Given matrix $B$, find all possible matrices $A$ satisfying $ A(A-2B) = -(A-2B)A $

linear algebramatricesmatrix equations

Let $A, B \in \Bbb R^{3 \times 3}$ such that $A(A-2B) = -(A-2B)A$. Given $$ B = \begin{pmatrix} 2 & -2 & 1 \\ -1 & 3 & -1 \\ 2 & -4 & 3 \end{pmatrix} $$ find all possible matrices $A$ satisfying the equation above.

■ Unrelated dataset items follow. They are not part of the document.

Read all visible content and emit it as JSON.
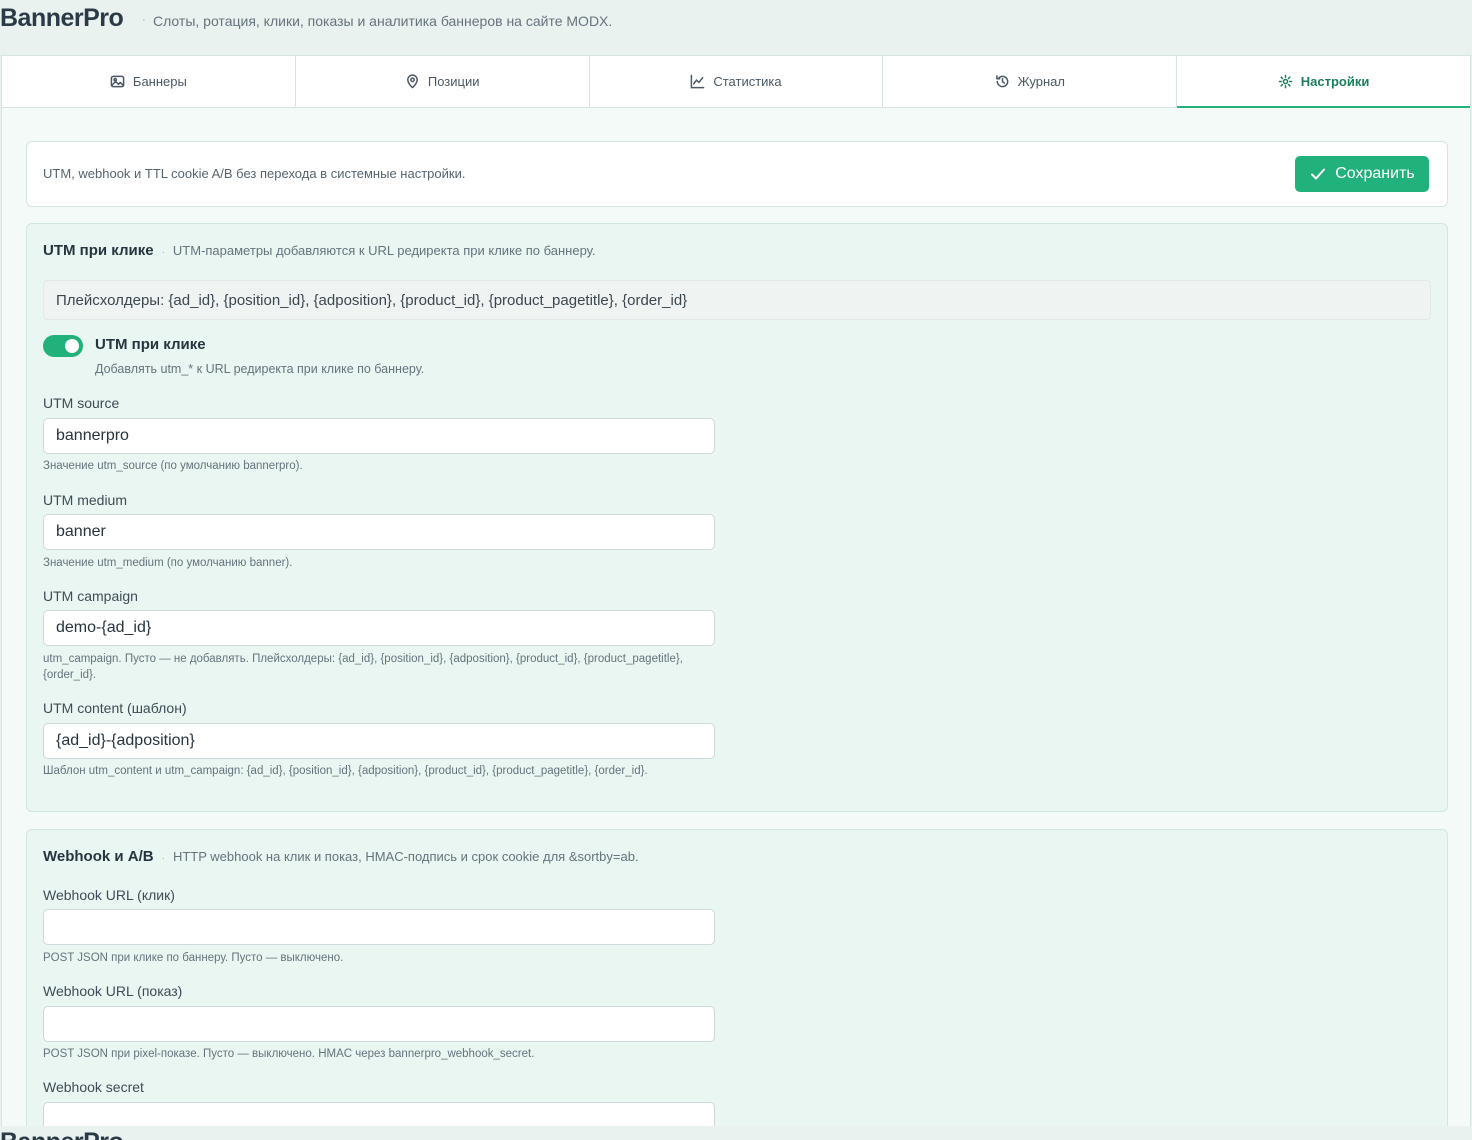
{
  "header": {
    "brand": "BannerPro",
    "separator": "·",
    "description": "Слоты, ротация, клики, показы и аналитика баннеров на сайте MODX."
  },
  "tabs": [
    {
      "label": "Баннеры",
      "icon": "image-icon"
    },
    {
      "label": "Позиции",
      "icon": "map-pin-icon"
    },
    {
      "label": "Статистика",
      "icon": "chart-line-icon"
    },
    {
      "label": "Журнал",
      "icon": "history-icon"
    },
    {
      "label": "Настройки",
      "icon": "gear-icon",
      "active": true
    }
  ],
  "topbar": {
    "text": "UTM, webhook и TTL cookie A/B без перехода в системные настройки.",
    "save_label": "Сохранить"
  },
  "utm_section": {
    "title": "UTM при клике",
    "separator": "·",
    "description": "UTM-параметры добавляются к URL редиректа при клике по баннеру.",
    "placeholders": "Плейсхолдеры: {ad_id}, {position_id}, {adposition}, {product_id}, {product_pagetitle}, {order_id}",
    "toggle": {
      "label": "UTM при клике",
      "help": "Добавлять utm_* к URL редиректа при клике по баннеру.",
      "checked": true
    },
    "fields": [
      {
        "label": "UTM source",
        "value": "bannerpro",
        "help": "Значение utm_source (по умолчанию bannerpro)."
      },
      {
        "label": "UTM medium",
        "value": "banner",
        "help": "Значение utm_medium (по умолчанию banner)."
      },
      {
        "label": "UTM campaign",
        "value": "demo-{ad_id}",
        "help": "utm_campaign. Пусто — не добавлять. Плейсхолдеры: {ad_id}, {position_id}, {adposition}, {product_id}, {product_pagetitle}, {order_id}."
      },
      {
        "label": "UTM content (шаблон)",
        "value": "{ad_id}-{adposition}",
        "help": "Шаблон utm_content и utm_campaign: {ad_id}, {position_id}, {adposition}, {product_id}, {product_pagetitle}, {order_id}."
      }
    ]
  },
  "webhook_section": {
    "title": "Webhook и A/B",
    "separator": "·",
    "description": "HTTP webhook на клик и показ, HMAC-подпись и срок cookie для &sortby=ab.",
    "fields": [
      {
        "label": "Webhook URL (клик)",
        "value": "",
        "help": "POST JSON при клике по баннеру. Пусто — выключено."
      },
      {
        "label": "Webhook URL (показ)",
        "value": "",
        "help": "POST JSON при pixel-показе. Пусто — выключено. HMAC через bannerpro_webhook_secret."
      },
      {
        "label": "Webhook secret",
        "value": ""
      }
    ]
  },
  "colors": {
    "accent": "#20b27a",
    "active_tab_text": "#1b7f5a",
    "section_bg": "#eaf6f1",
    "page_bg": "#e9f2ee"
  }
}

I hope there is some way faster than compute directly…

Best Answer

Following the hint of @P.Quinton, we can rewrite the problem as $(A-B)^2=B^2$, and that reduces the problem to finding all $C$ such that $C^2=B^2$. The difficulty here is that $B$ has a repeated eigenvalue, which means that finding all the square roots of $B^2$ is not quite straight forward. After all, any reflection will square to the identity, and so on that eigenspace we can take something that restricts to a reflection.

We first note that $B$ is diagonalizable, with $B=PDP^{-1}$, with $D=\operatorname{diag}(1,1,6)$.

Because of this, $B^2$ will satisfy the polynomial $f(x)=(x-1)(x-6^2)$, and hence so will $C$. But then $C$ will satisfy the polynomial $f(x^2)=(x^2-1)(x^2-6^2)=(x-1)(x+1)(x-6)(x+6)$ which has no repeated roots, so $C$ is also diagonalizable. If $v$ is an eigenvector of $C$, then it is also an eigenvector of $C^2=B^2$, The problem is that when we square $C$, things that weren't eigenvectors for $C$ can become eigenvectors for $C^2$, for example if $Cu=u$ and $Cv=-v$, then $C^2(u+v)=u+v$, but $C(u+v)=u-v\neq \lambda(u+v)$. But if we pick any two vectors that span $\ker(C^2-I)$, then we can pick them to be eigenvectors in $C$. If they both have eigenvalue $1$ or both have eigenvalue $-1$, then the matrix we get for $C$ will not depend on our choice because $C$ restricted to their span will be $\pm I$. If they have different signs, then the choices matter.

For the sake of computation, it is easier to find square roots of $D^2$ and then conjugate to turn those into square roots of $B^2$. If we follow the proceedure above, then we will get block diagonal matrices, $\operatorname{diag}(M,\pm 6)$ where the first block is $2\times 2$ and the last block is $1\times 1$. The first block, $M$ is a matrix satisfying $M^2=I_2$ (the $2\times 2$ identity matrix), which is either $\pm I$ or a matrix with eigenvalues $1$ and $-1$, which can be found easily by specifying a trace of $0$ and a determinant of $-1$. In particular, if you set the first column of $M$, those two conditions will uniquely determine the second column.

Putting everything together, $C$ is of the form $PNP^{-1}$ where $P$ was the matrix used in the diagonalization of $B$ and

$$N=\begin{pmatrix} a & b & 0 \\ \frac{1-a^2}{b} & -a & 0 \\ 0 & 0 & \pm 6 \end{pmatrix}$$

(except when $b=0$, in which case $a=\pm 1$ and the $(2,1)$ entry can be anything), or where $N$ is one of the other forms already discussed.